Die Einschränkung dieser Technik ist die Komplexität des integrativen Induktionsprotokolls, die auf die Verwendung von zwei verschiedenen aufeinanderfolgenden Plattformen zurückzuführen war. Darüber hinaus bedeutet der höhere MOI keine höhere Effizienz der Transduktion. In einer ähnlichen Studie mit Lentivirus-Transduktion konnte ein höherer MOI keine bessere Transduktionseffizienz erreichen. Die Autoren schlagen vor, ein Adjuvans wie Protaminsulfat^{14 zu}verwenden. Die Einschränkungen der Verwendung der nicht-integrativen Protokolle hängen mit technischen Fragen wie den Handhabungstechniken für die Produktion und Ernte der Kolonie und unterschiedlichen Größen und morphologischen Strukturen der produzierten IPCs zusammen.

Der wesentliche Transkriptionsfaktor, PDX1, war signifikant und spielte damit eine potenzielle Rolle bei der Verpflichtung der MSC-Induktion zu den ausgereiften IPCs^15,16,17,18. Die Modifikation des Backbone-Protokolls unter Verwendung von PDX1-überexprimiertenhDPSCs gefolgt von einem dreistufigen Induktionsprotokoll zielte hauptsächlich auf die erfolgreiche ertragreiche Produktion von ausgereiften und funktionalen IPCs^19,20,21ab. Die Ergebnisse dieses Protokolls spiegelten wider, dass die MSC-Induktion in Richtung reifer IPCs eine präendodermische Expression von PDX1⁹erforderte. Die morphologische Auswertung zeigte, dass die nicht gebundene 3D-Struktur von Kolonien in beiden Protokollen unter Verwendung von Gefäßen mit niedriger Bindung erhalten werden konnte. Diese Struktur war wichtig für die Reifung der Pankreasdifferenzierung^7,9,22,23. Darüber hinaus führte das integrative Protokoll nach der Bewertung der Koloniegröße zu einem positiven Trend der Gesamtkoloniezahl und der Produktion kleiner bis mittlerer Kolonien, die einen nekrotischen Kern der Kolonie verhindern können. Daher wird es für die weitere Transplantation von Vorteil sein^{7,19,21,24,25}. Die Hochregulation von Pankreas-Genmarkern im Spätstadium (ISL-1, MAF-A, GLUT-2, INSULINund GLP-1R) wurde in diesem Protokoll beobachtet. Die Pankreasgenmarker im späten Stadium des integrativen Induktionsprotokolls waren im Vergleich zum Backbone-Protokoll höher. Es zeigte sich, dass die Überexpression von PDX1 die Anzahl der Pankreasvorläufer erhöhte, d.h. ein besseres Ergebnis in Bezug auf das Fortschreiten der Entwicklung der Bauchspeicheldrüse im mittleren bis späten Stadium konnte erreicht werden^19,26,27,28. Um die Funktion von IPCs zu klären, wurde außerdem ein GSCS-Assay durchgeführt. hDPSC-IPCs, die aus beiden Protokollen hergestellt wurden, sezernierten C-Peptid, was auf die funktionell aktiven Kolonien hindeutet.
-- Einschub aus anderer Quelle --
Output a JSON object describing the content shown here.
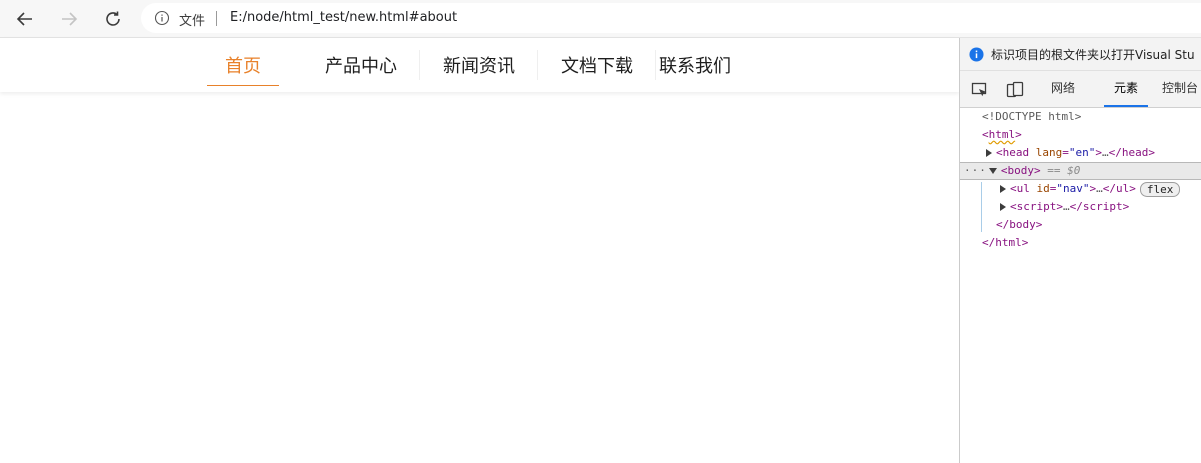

Um die zukünftigen Anwendungen der in dieser Studie verwendeten Technik zusammenzufassen, konnten beide Pankreasinduktionsprotokolle die IPCs in vitrogenerieren. In Bezug auf die Gesamtzahl der Kolonien, die Produktion kleiner bis mittelgroßer Kolonien und die Expression von Pankreasmarkern zeigte das integrative Protokoll einen vorteilhaften Trend für die IPC-Bildung und unterstützte die weitere MSC-Anwendung in stammzellbasierten Diabetesbehandlungen für menschliche und veterinärmedizinische^{Praxen 7,29,30,31,32}.

Die Autoren haben nichts preiszugeben.

SK, WR und QDL wurden von der Veterinary Stem Cell and Bioengineering Research Unit, Ratchadaphiseksomphot Endowment Fund, Chulalongkorn University, unterstützt. TO und PP wurden von Chulalongkorn Academic Advancement in Its^2nd Century Project unterstützt. CS wurde durch ein forschungsunterstützendes Stipendium der Fakultät für Veterinärwissenschaften, Chulalongkorn Academic Advancement into Its 2^nd Century Project, Veterinary Stem Cell and Bioengineering Research Unit, Ratchadaphiseksomphot Endowment Fund, Chulalongkorn University und Government Research Fund unterstützt.